We wanna make sure that we include OKC as a valid opponent, but leave out records of the plate type of LeBron James. It's important to know that in a situation like a filtering chain, we'll just drop both sets of failing records and then you would have had to go back and investigate when in reality, the records with OKC as the opponent should be retained and we want to drop those with an invalid plate type. So it gives us that flexibility. We're also able to do it proactively.

So as we fix our bad ingredients, we build a new object, All Opponents 2009, that identifies Oklahoma City as a valid opponent. To accommodate this new set, what we do is we use the same method that we did before to port our recipe over, except we remove step five, which originally used that All Opponents object to now use the All Opponents 2009 object, where that includes our updated list of valid opponents. After interrogation, we get this final report.

You can see now that the only failing expectation is the one that we expect to fail, the ones with the invalid plate types. We know we don't wanna keep those in our final calculations so we've achieved what we wanted to by using pointblank.

Now we have to separate the good from the bad and get the best part of our dish and work to get our 2009 top scores. So you can see here, same avocado sandwich and Kobe Bryant sits up top with 61 points. And it turns out our recipe was a slam dunk.

Wrapping up

So today I hope to have demonstrated the value of the pointblank recipe to you to understand and validate your data.
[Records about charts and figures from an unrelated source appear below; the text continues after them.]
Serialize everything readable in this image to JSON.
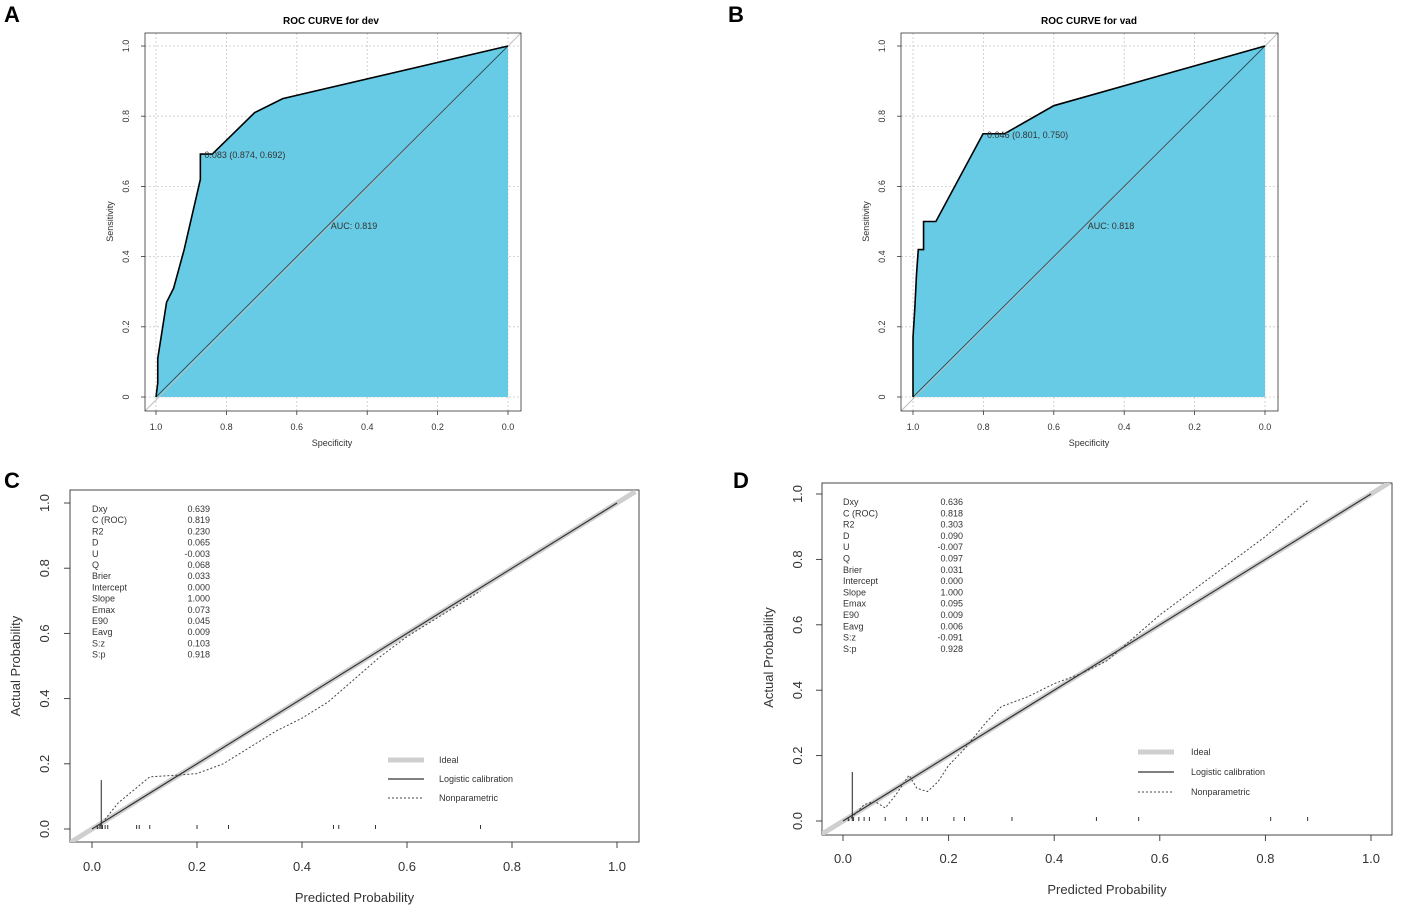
{
  "chart_data": [
    {
      "panel": "A",
      "type": "line",
      "subtype": "roc",
      "title": "ROC CURVE for dev",
      "xlabel": "Specificity",
      "ylabel": "Sensitivity",
      "xlim": [
        1.0,
        0.0
      ],
      "ylim": [
        0,
        1
      ],
      "x_ticks": [
        "1.0",
        "0.8",
        "0.6",
        "0.4",
        "0.2",
        "0.0"
      ],
      "y_ticks": [
        "0",
        "0.2",
        "0.4",
        "0.6",
        "0.8",
        "1.0"
      ],
      "fill_color": "#67cbe5",
      "x": [
        1.0,
        0.995,
        0.995,
        0.97,
        0.95,
        0.92,
        0.874,
        0.874,
        0.84,
        0.72,
        0.64,
        0.0
      ],
      "y": [
        0.0,
        0.04,
        0.11,
        0.27,
        0.31,
        0.42,
        0.62,
        0.692,
        0.692,
        0.81,
        0.85,
        1.0
      ],
      "threshold_label": "0.083 (0.874, 0.692)",
      "auc_label": "AUC: 0.819"
    },
    {
      "panel": "B",
      "type": "line",
      "subtype": "roc",
      "title": "ROC CURVE for vad",
      "xlabel": "Specificity",
      "ylabel": "Sensitivity",
      "xlim": [
        1.0,
        0.0
      ],
      "ylim": [
        0,
        1
      ],
      "x_ticks": [
        "1.0",
        "0.8",
        "0.6",
        "0.4",
        "0.2",
        "0.0"
      ],
      "y_ticks": [
        "0",
        "0.2",
        "0.4",
        "0.6",
        "0.8",
        "1.0"
      ],
      "fill_color": "#67cbe5",
      "x": [
        1.0,
        1.0,
        0.995,
        0.99,
        0.985,
        0.97,
        0.97,
        0.955,
        0.935,
        0.801,
        0.74,
        0.6,
        0.0
      ],
      "y": [
        0.0,
        0.17,
        0.25,
        0.35,
        0.42,
        0.42,
        0.5,
        0.5,
        0.5,
        0.75,
        0.75,
        0.83,
        1.0
      ],
      "threshold_label": "0.046 (0.801, 0.750)",
      "auc_label": "AUC: 0.818"
    },
    {
      "panel": "C",
      "type": "line",
      "subtype": "calibration",
      "xlabel": "Predicted Probability",
      "ylabel": "Actual Probability",
      "xlim": [
        0,
        1
      ],
      "ylim": [
        0,
        1
      ],
      "x_ticks": [
        "0.0",
        "0.2",
        "0.4",
        "0.6",
        "0.8",
        "1.0"
      ],
      "y_ticks": [
        "0.0",
        "0.2",
        "0.4",
        "0.6",
        "0.8",
        "1.0"
      ],
      "stats": [
        [
          "Dxy",
          "0.639"
        ],
        [
          "C (ROC)",
          "0.819"
        ],
        [
          "R2",
          "0.230"
        ],
        [
          "D",
          "0.065"
        ],
        [
          "U",
          "-0.003"
        ],
        [
          "Q",
          "0.068"
        ],
        [
          "Brier",
          "0.033"
        ],
        [
          "Intercept",
          "0.000"
        ],
        [
          "Slope",
          "1.000"
        ],
        [
          "Emax",
          "0.073"
        ],
        [
          "E90",
          "0.045"
        ],
        [
          "Eavg",
          "0.009"
        ],
        [
          "S:z",
          "0.103"
        ],
        [
          "S:p",
          "0.918"
        ]
      ],
      "legend": [
        "Ideal",
        "Logistic calibration",
        "Nonparametric"
      ],
      "nonparametric": {
        "x": [
          0.01,
          0.05,
          0.11,
          0.16,
          0.2,
          0.25,
          0.3,
          0.35,
          0.4,
          0.45,
          0.5,
          0.55,
          0.6,
          0.65,
          0.7,
          0.74
        ],
        "y": [
          0.0,
          0.08,
          0.16,
          0.165,
          0.17,
          0.2,
          0.25,
          0.3,
          0.34,
          0.39,
          0.46,
          0.53,
          0.59,
          0.64,
          0.69,
          0.73
        ]
      },
      "rug_x": [
        0.01,
        0.015,
        0.02,
        0.025,
        0.03,
        0.085,
        0.09,
        0.11,
        0.2,
        0.26,
        0.46,
        0.47,
        0.54,
        0.74
      ],
      "spike": {
        "x": 0.01,
        "height": 0.15
      }
    },
    {
      "panel": "D",
      "type": "line",
      "subtype": "calibration",
      "xlabel": "Predicted Probability",
      "ylabel": "Actual Probability",
      "xlim": [
        0,
        1
      ],
      "ylim": [
        0,
        1
      ],
      "x_ticks": [
        "0.0",
        "0.2",
        "0.4",
        "0.6",
        "0.8",
        "1.0"
      ],
      "y_ticks": [
        "0.0",
        "0.2",
        "0.4",
        "0.6",
        "0.8",
        "1.0"
      ],
      "stats": [
        [
          "Dxy",
          "0.636"
        ],
        [
          "C (ROC)",
          "0.818"
        ],
        [
          "R2",
          "0.303"
        ],
        [
          "D",
          "0.090"
        ],
        [
          "U",
          "-0.007"
        ],
        [
          "Q",
          "0.097"
        ],
        [
          "Brier",
          "0.031"
        ],
        [
          "Intercept",
          "0.000"
        ],
        [
          "Slope",
          "1.000"
        ],
        [
          "Emax",
          "0.095"
        ],
        [
          "E90",
          "0.009"
        ],
        [
          "Eavg",
          "0.006"
        ],
        [
          "S:z",
          "-0.091"
        ],
        [
          "S:p",
          "0.928"
        ]
      ],
      "legend": [
        "Ideal",
        "Logistic calibration",
        "Nonparametric"
      ],
      "nonparametric": {
        "x": [
          0.01,
          0.04,
          0.06,
          0.08,
          0.1,
          0.125,
          0.14,
          0.16,
          0.18,
          0.2,
          0.23,
          0.27,
          0.3,
          0.35,
          0.4,
          0.45,
          0.5,
          0.55,
          0.6,
          0.7,
          0.8,
          0.88
        ],
        "y": [
          0.0,
          0.05,
          0.06,
          0.04,
          0.08,
          0.14,
          0.1,
          0.09,
          0.12,
          0.17,
          0.22,
          0.3,
          0.35,
          0.38,
          0.42,
          0.45,
          0.49,
          0.56,
          0.63,
          0.75,
          0.87,
          0.98
        ]
      },
      "rug_x": [
        0.01,
        0.02,
        0.03,
        0.04,
        0.05,
        0.08,
        0.12,
        0.15,
        0.16,
        0.21,
        0.23,
        0.32,
        0.48,
        0.56,
        0.81,
        0.88
      ],
      "spike": {
        "x": 0.01,
        "height": 0.15
      }
    }
  ]
}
And it comes from the ability to provide structure, proactive identification and handling of error messages and a cohesive toolkit. Everything we use was contained in the pointblank package and environment.

It's such a rich package with a lot of tools and I found myself getting lost in what to do when using the package at times. And I just hope today I was able to provide some sort of structure and a path for moving forward on how to use pointblank to validate your data. I sorta touched on a lot of the basics today but like I mentioned previously, I'm not the contributor nor the creator. I wouldn't be here without standing on the shoulders of giants like Richard Ayanome, Marisha Vargas, Jun Cho. They built something very powerful and I just wanted to thank them.

So next steps, take this recipe moving forward, apply this to your next project and approach new things with some confidence when using pointblank. You can visit the QR code that takes you right to the GitHub page for pointblank. And thank you. All right, thank you so much everyone.